- Penjaga Waktu

Kabut tebal menyelimuti jalur pegunungan menuju utara. Myrrhalin tak muncul di peta mana pun, bahkan tak ada yang yakin kota itu benar-benar masih ada—kecuali Auren. Dan kini Kaelir menembus jalan batu tua, diapit tebing dan hutan bisu, menuju tempat di mana langit dan tanah seolah tak pernah saling menyapa.

Kota itu akhirnya tampak: Myrrhalin, kota batu kelabu dengan menara-menara tinggi yang tak menyentuh langit, dan gerbang raksasa yang tertutup rapat oleh sulur-sulur sihir kuno. Sunyi. Tidak ada suara burung, tidak ada suara angin. Seolah waktu berhenti bernafas di sana.

Kaelir melangkah pelan. Di hadapannya berdiri sosok berjubah merah tua, wajah tersembunyi oleh topeng besi bergambar bulan sabit.

"Pewaris darah cahaya dan bayangan."

Suara itu tidak bernada ancaman, tapi penuh penilaian, seperti menimbang masa depan di balik mata Kaelir.

"Myrrhalin tak menerima tamu. Tapi kau bukan tamu. Kau adalah... pengingat."

"Pengingat dari apa?" tanya Kaelir, menggenggam erat gagang pedangnya.

"Dari dosa pertama. Dosa yang membuat kota ini tertidur."

Penjaga itu mengangkat tangannya. Sulur sihir di gerbang mulai menyala, namun bukan membuka—melainkan menampakkan kisah.

Di balik gerbang, seperti ilusi yang hidup: kilatan pertempuran kuno, makhluk-makhluk yang seharusnya tak ada, dan seorang wanita yang berdiri di atas altar batu—dengan wajah yang mirip Kaelir.

"Siapa dia...?"

"Itulah nenekmu. Penyihir yang menyegel Myrrhalin dengan satu kutukan, hanya darahnya sendiri yang dapat membangunkan kota ini. Dan kini... darah itu kembali."
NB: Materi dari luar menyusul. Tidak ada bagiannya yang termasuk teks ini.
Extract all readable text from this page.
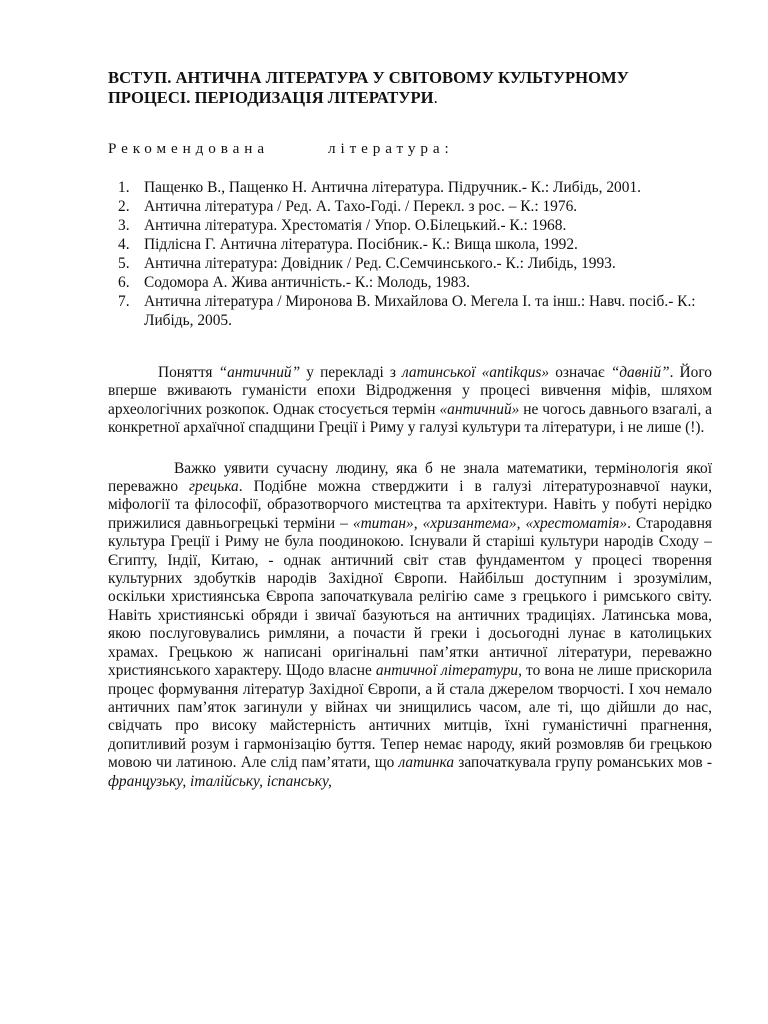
ВСТУП. АНТИЧНА ЛІТЕРАТУРА У СВІТОВОМУ КУЛЬТУРНОМУ ПРОЦЕСІ. ПЕРІОДИЗАЦІЯ ЛІТЕРАТУРИ.
Рекомендована	література:
1. Пащенко В., Пащенко Н. Антична література. Підручник.- К.: Либідь, 2001.
2. Антична література / Ред. А. Тахо-Годі. / Перекл. з рос. – К.: 1976.
3. Антична література. Хрестоматія / Упор. О.Білецький.- К.: 1968.
4. Підлісна Г. Антична література. Посібник.- К.: Вища школа, 1992.
5. Антична література: Довідник / Ред. С.Семчинського.- К.: Либідь, 1993.
6. Содомора А. Жива античність.- К.: Молодь, 1983.
7. Антична література / Миронова В. Михайлова О. Мегела І. та інш.: Навч. посіб.- К.: Либідь, 2005.

Поняття “античний” у перекладі з латинської «antikqus» означає “давній”. Його вперше вживають гуманісти епохи Відродження у процесі вивчення міфів, шляхом археологічних розкопок. Однак стосується термін «античний» не чогось давнього взагалі, а конкретної архаїчної спадщини Греції і Риму у галузі культури та літератури, і не лише (!).

Важко уявити сучасну людину, яка б не знала математики, термінологія якої переважно грецька. Подібне можна стверджити і в галузі літературознавчої науки, міфології та філософії, образотворчого мистецтва та архітектури. Навіть у побуті нерідко прижилися давньогрецькі терміни – «титан», «хризантема», «хрестоматія». Стародавня культура Греції і Риму не була поодинокою. Існували й старіші культури народів Сходу – Єгипту, Індії, Китаю, - однак античний світ став фундаментом у процесі творення культурних здобутків народів Західної Європи. Найбільш доступним і зрозумілим, оскільки християнська Європа започаткувала релігію саме з грецького і римського світу. Навіть християнські обряди і звичаї базуються на античних традиціях. Латинська мова, якою послуговувались римляни, а почасти й греки і досьогодні лунає в католицьких храмах. Грецькою ж написані оригінальні пам’ятки античної літератури, переважно християнського характеру. Щодо власне античної літератури, то вона не лише прискорила процес формування літератур Західної Європи, а й стала джерелом творчості. І хоч немало античних пам’яток загинули у війнах чи знищились часом, але ті, що дійшли до нас, свідчать про високу майстерність античних митців, їхні гуманістичні прагнення, допитливий розум і гармонізацію буття. Тепер немає народу, який розмовляв би грецькою мовою чи латиною. Але слід пам’ятати, що латинка започаткувала групу романських мов - французьку, італійську, іспанську,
Kaelir menatap bayangan itu dengan mata gemetar.

"Kadang bukan kita yang mencari kebenaran. Kebenaranlah yang menarik kita kembali, bahkan ke tempat yang tak ingin kita ingat."
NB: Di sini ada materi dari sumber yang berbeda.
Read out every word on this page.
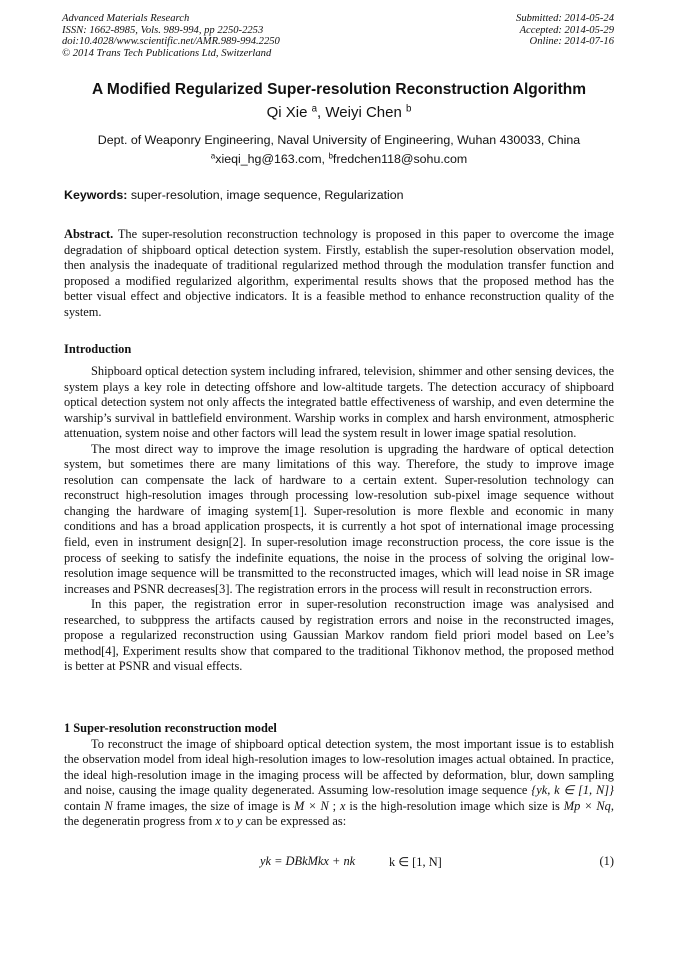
Advanced Materials Research
ISSN: 1662-8985, Vols. 989-994, pp 2250-2253
doi:10.4028/www.scientific.net/AMR.989-994.2250
© 2014 Trans Tech Publications Ltd, Switzerland
Submitted: 2014-05-24
Accepted: 2014-05-29
Online: 2014-07-16
A Modified Regularized Super-resolution Reconstruction Algorithm
Qi Xie $^a$, Weiyi Chen $^b$
Dept. of Weaponry Engineering, Naval University of Engineering, Wuhan 430033, China
$^a$xieqi_hg@163.com, $^b$fredchen118@sohu.com
Keywords: super-resolution, image sequence, Regularization

Abstract. The super-resolution reconstruction technology is proposed in this paper to overcome the image degradation of shipboard optical detection system. Firstly, establish the super-resolution observation model, then analysis the inadequate of traditional regularized method through the modulation transfer function and proposed a modified regularized algorithm, experimental results shows that the proposed method has the better visual effect and objective indicators. It is a feasible method to enhance reconstruction quality of the system.

Introduction

Shipboard optical detection system including infrared, television, shimmer and other sensing devices, the system plays a key role in detecting offshore and low-altitude targets. The detection accuracy of shipboard optical detection system not only affects the integrated battle effectiveness of warship, and even determine the warship’s survival in battlefield environment. Warship works in complex and harsh environment, atmospheric attenuation, system noise and other factors will lead the system result in lower image spatial resolution.

The most direct way to improve the image resolution is upgrading the hardware of optical detection system, but sometimes there are many limitations of this way. Therefore, the study to improve image resolution can compensate the lack of hardware to a certain extent. Super-resolution technology can reconstruct high-resolution images through processing low-resolution sub-pixel image sequence without changing the hardware of imaging system[1]. Super-resolution is more flexble and economic in many conditions and has a broad application prospects, it is currently a hot spot of international image processing field, even in instrument design[2]. In super-resolution image reconstruction process, the core issue is the process of seeking to satisfy the indefinite equations, the noise in the process of solving the original low-resolution image sequence will be transmitted to the reconstructed images, which will lead noise in SR image increases and PSNR decreases[3]. The registration errors in the process will result in reconstruction errors.

In this paper, the registration error in super-resolution reconstruction image was analysised and researched, to subppress the artifacts caused by registration errors and noise in the reconstructed images, propose a regularized reconstruction using Gaussian Markov random field priori model based on Lee’s method[4], Experiment results show that compared to the traditional Tikhonov method, the proposed method is better at PSNR and visual effects.

1 Super-resolution reconstruction model

To reconstruct the image of shipboard optical detection system, the most important issue is to establish the observation model from ideal high-resolution images to low-resolution images actual obtained. In practice, the ideal high-resolution image in the imaging process will be affected by deformation, blur, down sampling and noise, causing the image quality degenerated. Assuming low-resolution image sequence {yk, k ∈ [1, N]} contain N frame images, the size of image is M × N ; x is the high-resolution image which size is Mp × Nq, the degeneratin progress from x to y can be expressed as:

yk = DBkMkx + nk	k ∈ [1, N]	(1)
Gerbang itu akhirnya membuka perlahan. Dan dari baliknya, keluarlah bisikan kuno... dan mata-mata dari kegelapan, menanti.
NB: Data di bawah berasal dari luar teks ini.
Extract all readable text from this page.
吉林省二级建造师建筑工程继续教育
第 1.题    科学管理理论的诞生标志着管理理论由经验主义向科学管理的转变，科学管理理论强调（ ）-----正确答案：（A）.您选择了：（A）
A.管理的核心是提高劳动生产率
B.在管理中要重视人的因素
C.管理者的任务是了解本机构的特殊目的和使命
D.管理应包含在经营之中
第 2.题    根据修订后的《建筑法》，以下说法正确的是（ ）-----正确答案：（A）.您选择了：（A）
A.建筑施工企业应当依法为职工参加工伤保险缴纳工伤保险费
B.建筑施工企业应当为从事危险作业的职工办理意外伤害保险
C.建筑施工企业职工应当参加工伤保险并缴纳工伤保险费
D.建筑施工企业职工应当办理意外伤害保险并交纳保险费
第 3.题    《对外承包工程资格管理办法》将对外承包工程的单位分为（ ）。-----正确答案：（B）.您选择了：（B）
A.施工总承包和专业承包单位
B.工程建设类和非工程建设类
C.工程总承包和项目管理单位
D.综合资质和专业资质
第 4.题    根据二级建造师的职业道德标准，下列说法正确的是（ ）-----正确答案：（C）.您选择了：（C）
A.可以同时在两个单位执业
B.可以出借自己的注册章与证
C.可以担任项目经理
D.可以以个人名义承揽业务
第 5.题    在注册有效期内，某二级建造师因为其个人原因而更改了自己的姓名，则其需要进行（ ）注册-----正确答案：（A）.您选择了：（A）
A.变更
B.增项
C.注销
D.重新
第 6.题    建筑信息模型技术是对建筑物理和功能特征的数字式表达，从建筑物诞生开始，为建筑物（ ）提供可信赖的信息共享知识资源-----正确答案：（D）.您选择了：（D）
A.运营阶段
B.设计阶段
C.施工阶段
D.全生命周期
"Tempat-tempat tertutup tak hanya mengurung rahasia... tapi juga rasa bersalah yang terlalu dalam untuk diucapkan."

Kaelir melangkah masuk. Bayangan di belakangnya panjang, tapi tekadnya lebih kuat.

"Jika jalan ini harus kutempuh sendirian, maka biarkan aku menjadi suara di antara sunyi, cahaya di antara warisan kegelapan."